God is always on time. Wounds do not negate God’s goodness, and scars are not evidence of a tardy deity who plays reckless with our lives. Father does know best, and insists upon it even if we call his intervention something else at the time.

“In the secular view, suffering is never seen as a meaningful part of life but only as an interruption.” ~ Tim Keller

A noticeable scar still protrudes above my left kneecap, although it is barely visible to the unknowing eye. I feel no pain from the wound because it healed over fifty years ago, but I remember the reason it is there–it signifies very little to others, but leaves an inescapable impression on me. Stated simply, I remember the reason for the wound. A seven-year-old cannot understand the intent underlying every parental injunction, and I was no exception to the rule. Mine warned me not to run down the narrow cement sidewalk bordered by a brick flower bed that led to our front door, especially when coastal humidity gathered on the concrete surface creating an ice-effect in the tropical climate. I refused to heed the warning, and instead turned it into a game when Mom and Dad were not looking. On one particularly balmy day, I failed to navigate the turn near the far end of the brick enclosure, jamming my knee into its jagged edge. The brick sliced deep, and the cut opened the shallow skin, exposing blood and tissue. Stitches would have helped, but we were not emergency room types. That was the last time I disobeyed my parents with regards to running on the sidewalk. Fifty years is a long time to heal, but I remember my misguided choice each time I bend and catch a glimpse of the unnaturally bunched skin on my knee. The pain is gone, but the warning remains.

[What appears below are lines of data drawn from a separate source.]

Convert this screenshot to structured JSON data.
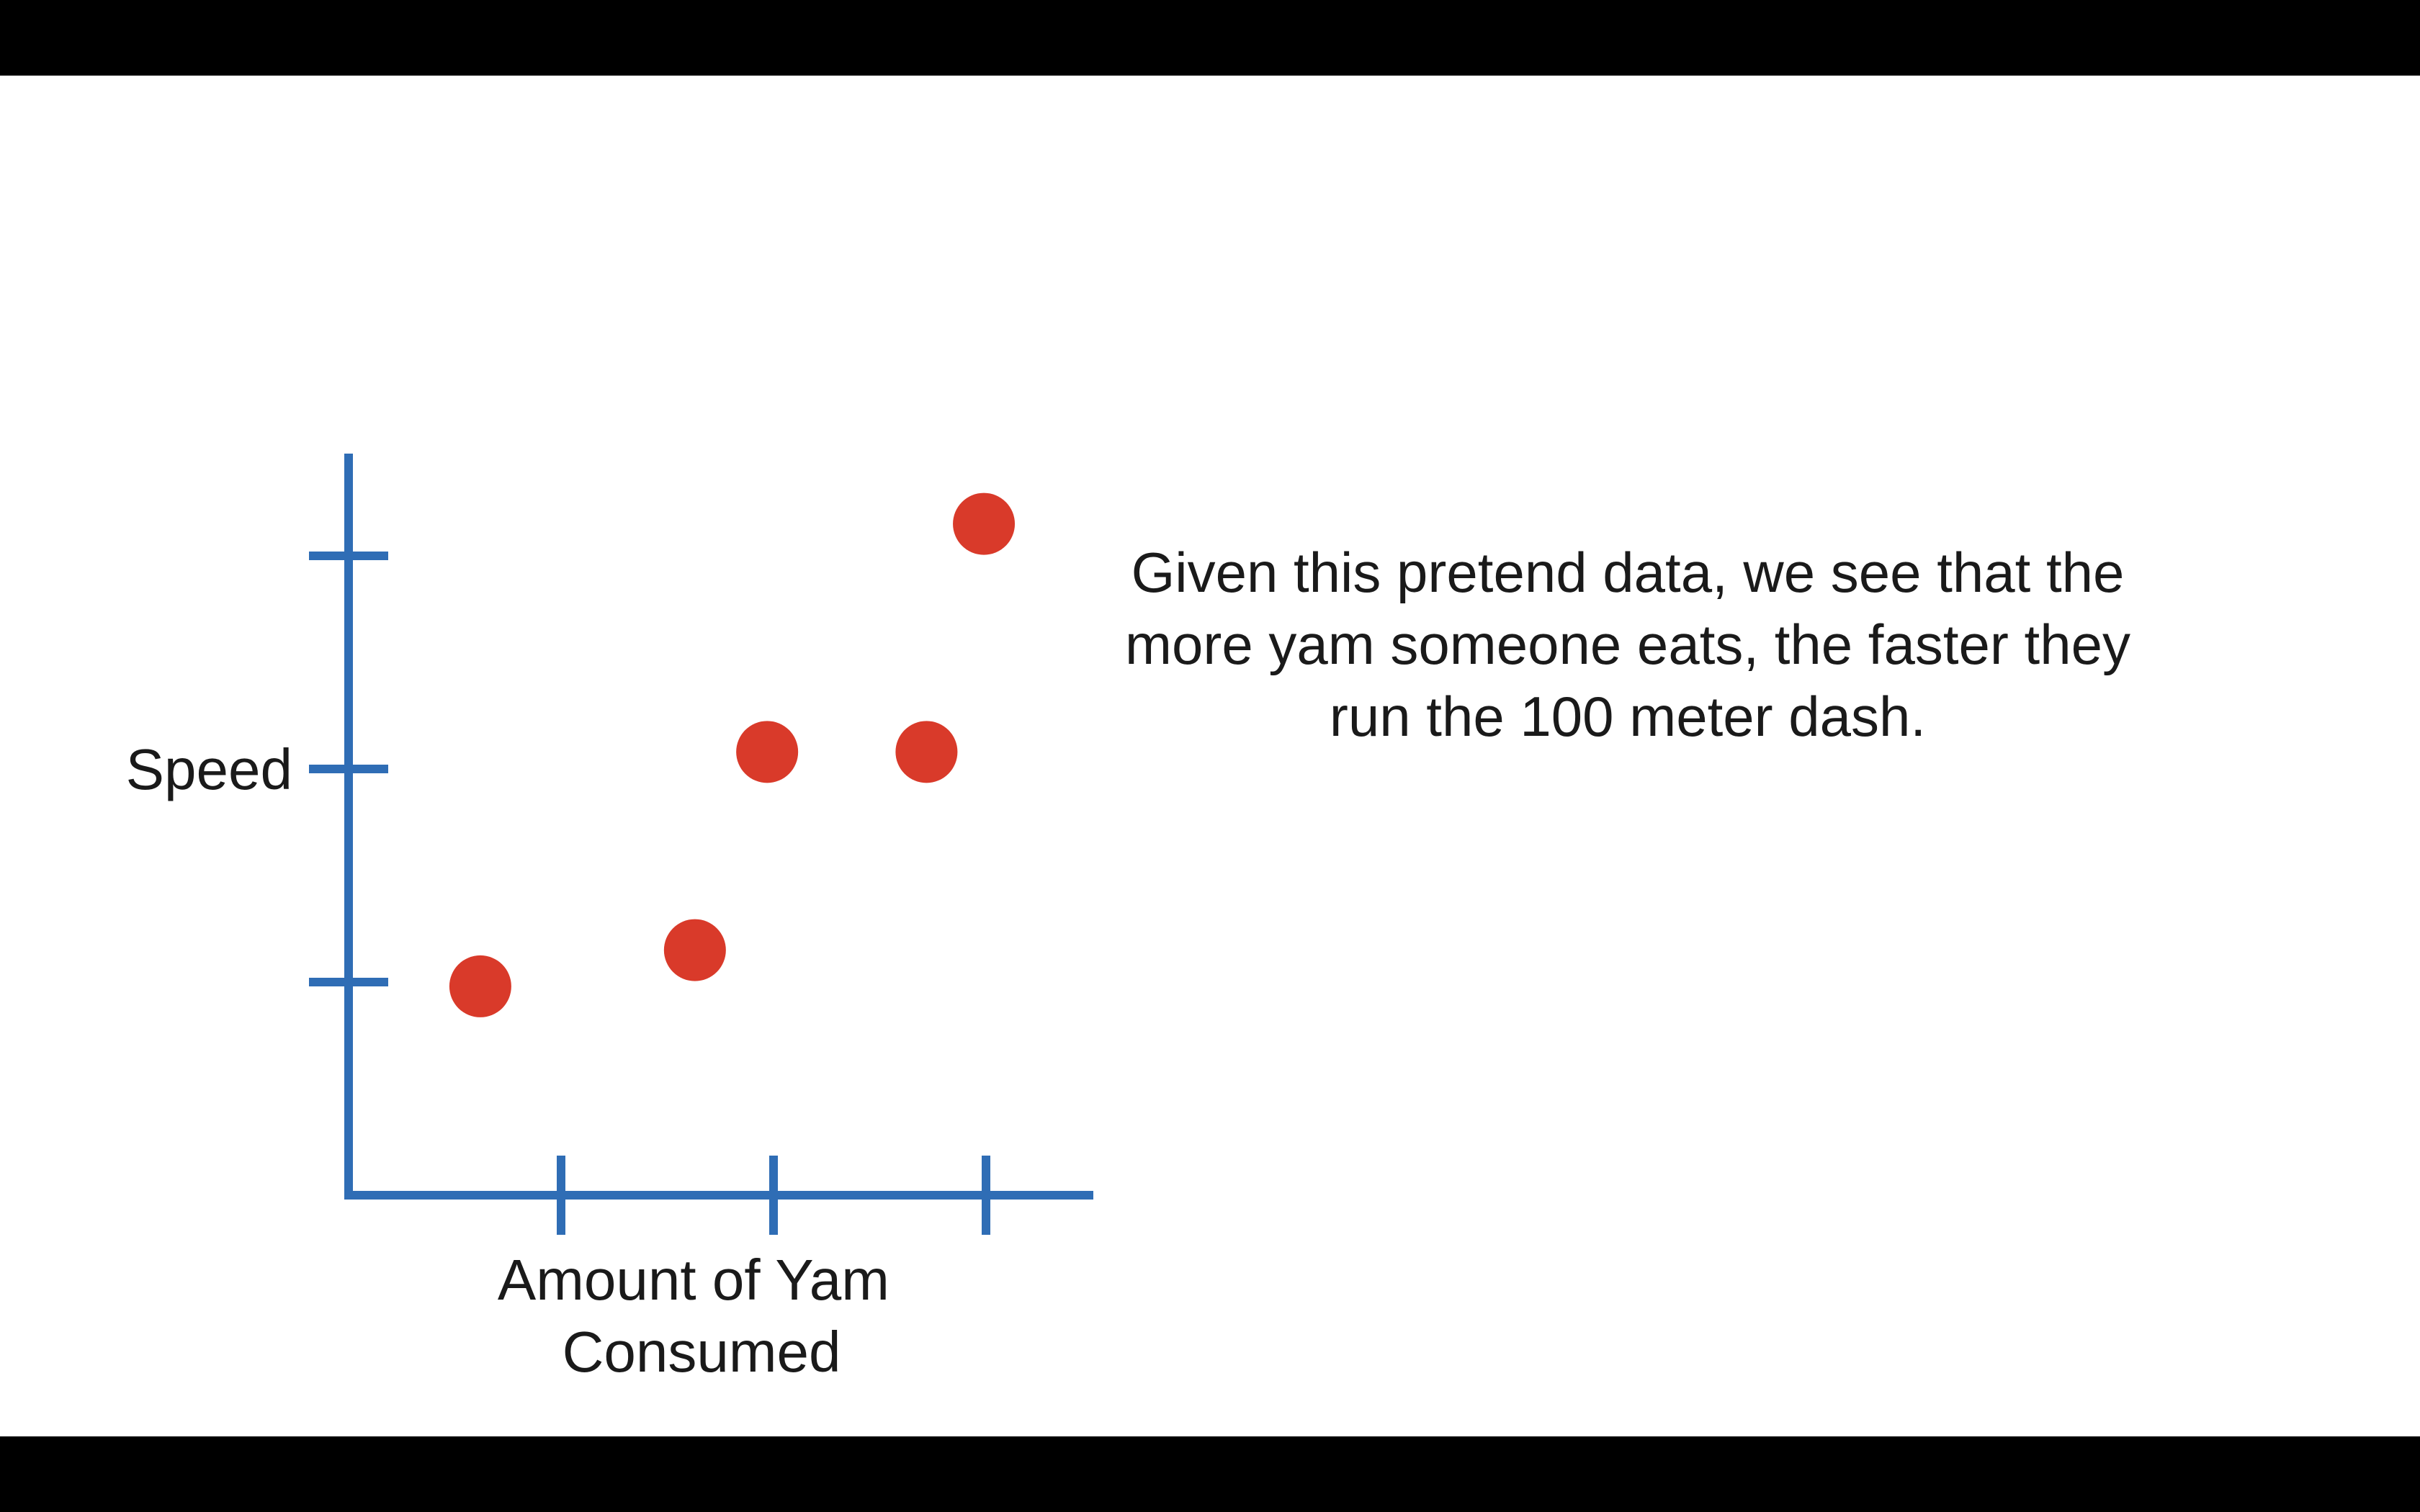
{
  "caption": "Given this pretend data, we see that the more yam someone eats, the faster they run the 100 meter dash.",
  "colors": {
    "axis": "#2f6db5",
    "point": "#d93a2a",
    "background": "#ffffff",
    "letterbox": "#000000",
    "text": "#1a1a1a"
  },
  "chart_data": {
    "type": "scatter",
    "xlabel": "Amount of Yam Consumed",
    "xlabel_lines": [
      "Amount of Yam",
      "Consumed"
    ],
    "ylabel": "Speed",
    "xlim": [
      0,
      3.5
    ],
    "ylim": [
      0,
      3.5
    ],
    "x_ticks": [
      1,
      2,
      3
    ],
    "y_ticks": [
      1,
      2,
      3
    ],
    "grid": false,
    "legend": "none",
    "points": [
      {
        "x": 0.62,
        "y": 0.98
      },
      {
        "x": 1.63,
        "y": 1.15
      },
      {
        "x": 1.97,
        "y": 2.08
      },
      {
        "x": 2.72,
        "y": 2.08
      },
      {
        "x": 2.99,
        "y": 3.15
      }
    ]
  }
}
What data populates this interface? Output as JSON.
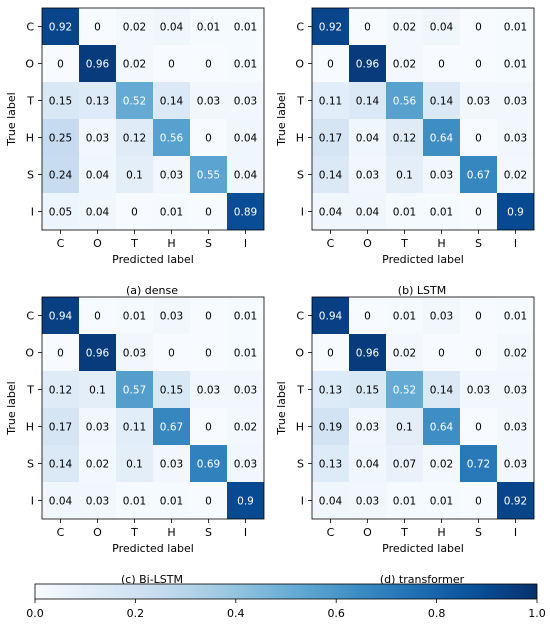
{
  "chart_data": [
    {
      "type": "heatmap",
      "caption": "(a) dense",
      "xlabel": "Predicted label",
      "ylabel": "True label",
      "x_categories": [
        "C",
        "O",
        "T",
        "H",
        "S",
        "I"
      ],
      "y_categories": [
        "C",
        "O",
        "T",
        "H",
        "S",
        "I"
      ],
      "values": [
        [
          0.92,
          0.0,
          0.02,
          0.04,
          0.01,
          0.01
        ],
        [
          0.0,
          0.96,
          0.02,
          0.0,
          0.0,
          0.01
        ],
        [
          0.15,
          0.13,
          0.52,
          0.14,
          0.03,
          0.03
        ],
        [
          0.25,
          0.03,
          0.12,
          0.56,
          0.0,
          0.04
        ],
        [
          0.24,
          0.04,
          0.1,
          0.03,
          0.55,
          0.04
        ],
        [
          0.05,
          0.04,
          0.0,
          0.01,
          0.0,
          0.89
        ]
      ]
    },
    {
      "type": "heatmap",
      "caption": "(b) LSTM",
      "xlabel": "Predicted label",
      "ylabel": "True label",
      "x_categories": [
        "C",
        "O",
        "T",
        "H",
        "S",
        "I"
      ],
      "y_categories": [
        "C",
        "O",
        "T",
        "H",
        "S",
        "I"
      ],
      "values": [
        [
          0.92,
          0.0,
          0.02,
          0.04,
          0.0,
          0.01
        ],
        [
          0.0,
          0.96,
          0.02,
          0.0,
          0.0,
          0.01
        ],
        [
          0.11,
          0.14,
          0.56,
          0.14,
          0.03,
          0.03
        ],
        [
          0.17,
          0.04,
          0.12,
          0.64,
          0.0,
          0.03
        ],
        [
          0.14,
          0.03,
          0.1,
          0.03,
          0.67,
          0.02
        ],
        [
          0.04,
          0.04,
          0.01,
          0.01,
          0.0,
          0.9
        ]
      ]
    },
    {
      "type": "heatmap",
      "caption": "(c) Bi-LSTM",
      "xlabel": "Predicted label",
      "ylabel": "True label",
      "x_categories": [
        "C",
        "O",
        "T",
        "H",
        "S",
        "I"
      ],
      "y_categories": [
        "C",
        "O",
        "T",
        "H",
        "S",
        "I"
      ],
      "values": [
        [
          0.94,
          0.0,
          0.01,
          0.03,
          0.0,
          0.01
        ],
        [
          0.0,
          0.96,
          0.03,
          0.0,
          0.0,
          0.01
        ],
        [
          0.12,
          0.1,
          0.57,
          0.15,
          0.03,
          0.03
        ],
        [
          0.17,
          0.03,
          0.11,
          0.67,
          0.0,
          0.02
        ],
        [
          0.14,
          0.02,
          0.1,
          0.03,
          0.69,
          0.03
        ],
        [
          0.04,
          0.03,
          0.01,
          0.01,
          0.0,
          0.9
        ]
      ]
    },
    {
      "type": "heatmap",
      "caption": "(d) transformer",
      "xlabel": "Predicted label",
      "ylabel": "True label",
      "x_categories": [
        "C",
        "O",
        "T",
        "H",
        "S",
        "I"
      ],
      "y_categories": [
        "C",
        "O",
        "T",
        "H",
        "S",
        "I"
      ],
      "values": [
        [
          0.94,
          0.0,
          0.01,
          0.03,
          0.0,
          0.01
        ],
        [
          0.0,
          0.96,
          0.02,
          0.0,
          0.0,
          0.02
        ],
        [
          0.13,
          0.15,
          0.52,
          0.14,
          0.03,
          0.03
        ],
        [
          0.19,
          0.03,
          0.1,
          0.64,
          0.0,
          0.03
        ],
        [
          0.13,
          0.04,
          0.07,
          0.02,
          0.72,
          0.03
        ],
        [
          0.04,
          0.03,
          0.01,
          0.01,
          0.0,
          0.92
        ]
      ]
    }
  ],
  "colorbar": {
    "colormap": "Blues",
    "range": [
      0.0,
      1.0
    ],
    "ticks": [
      0.0,
      0.2,
      0.4,
      0.6,
      0.8,
      1.0
    ],
    "tick_labels": [
      "0.0",
      "0.2",
      "0.4",
      "0.6",
      "0.8",
      "1.0"
    ]
  }
}
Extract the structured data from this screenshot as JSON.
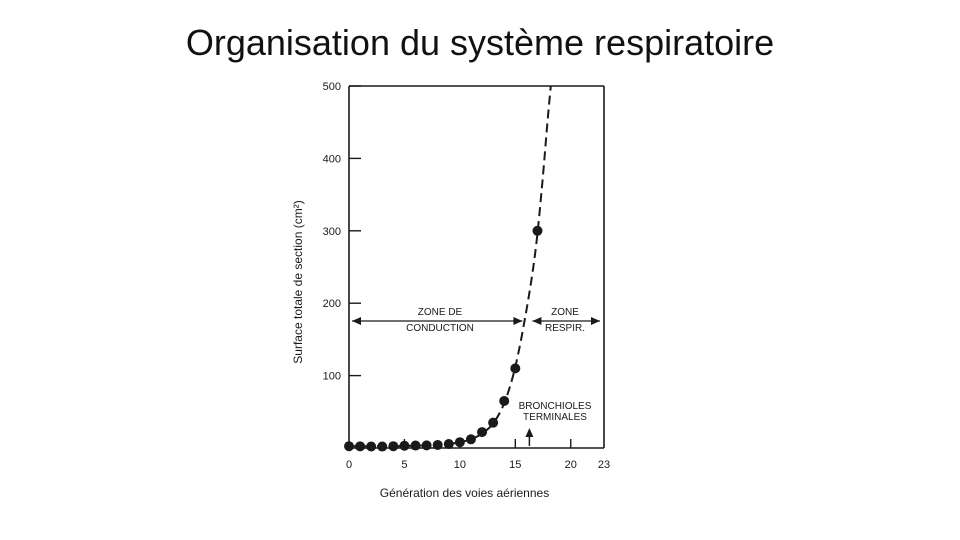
{
  "slide": {
    "title": "Organisation du système respiratoire"
  },
  "chart_data": {
    "type": "scatter",
    "title": "",
    "xlabel": "Génération des voies aériennes",
    "ylabel": "Surface totale de section (cm²)",
    "xlim": [
      0,
      23
    ],
    "ylim": [
      0,
      500
    ],
    "x_ticks": [
      0,
      5,
      10,
      15,
      20,
      23
    ],
    "y_ticks": [
      100,
      200,
      300,
      400,
      500
    ],
    "x": [
      0,
      1,
      2,
      3,
      4,
      5,
      6,
      7,
      8,
      9,
      10,
      11,
      12,
      13,
      14,
      15,
      17
    ],
    "series": [
      {
        "values": [
          2.5,
          2.3,
          2.1,
          2.0,
          2.5,
          3.1,
          3.4,
          3.6,
          4.2,
          5.5,
          8,
          12,
          22,
          35,
          65,
          110,
          300
        ]
      }
    ],
    "trend_line": {
      "style": "dashed",
      "x": [
        0,
        4,
        8,
        9,
        10,
        11,
        12,
        13,
        14,
        15,
        16,
        16.8,
        17.4,
        17.9,
        18.2
      ],
      "values": [
        2.5,
        2.5,
        4.2,
        5.5,
        8,
        12,
        20,
        34,
        62,
        112,
        190,
        270,
        360,
        450,
        500
      ]
    },
    "zones": [
      {
        "label_line1": "ZONE DE",
        "label_line2": "CONDUCTION",
        "x_start": 0,
        "x_end": 16
      },
      {
        "label_line1": "ZONE",
        "label_line2": "RESPIR.",
        "x_start": 16,
        "x_end": 23
      }
    ],
    "annotation": {
      "label_line1": "BRONCHIOLES",
      "label_line2": "TERMINALES",
      "x": 16
    }
  }
}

No one can avoid scars. Scars serve a purpose; they teach by warning against replicating failure. There are things in my past I would love to forget, but choose to remember so as not to repeat them. I refuse to relinquish memory and forfeit the benefit of my wounds. Scars are defined as marks left on the skin or within body tissue where a wound, burn, or sore has not healed completely and fibrous connective tissue has developed, but they hold greater significance if they are blemishes from our past. It is not perfection, but healing that defines us.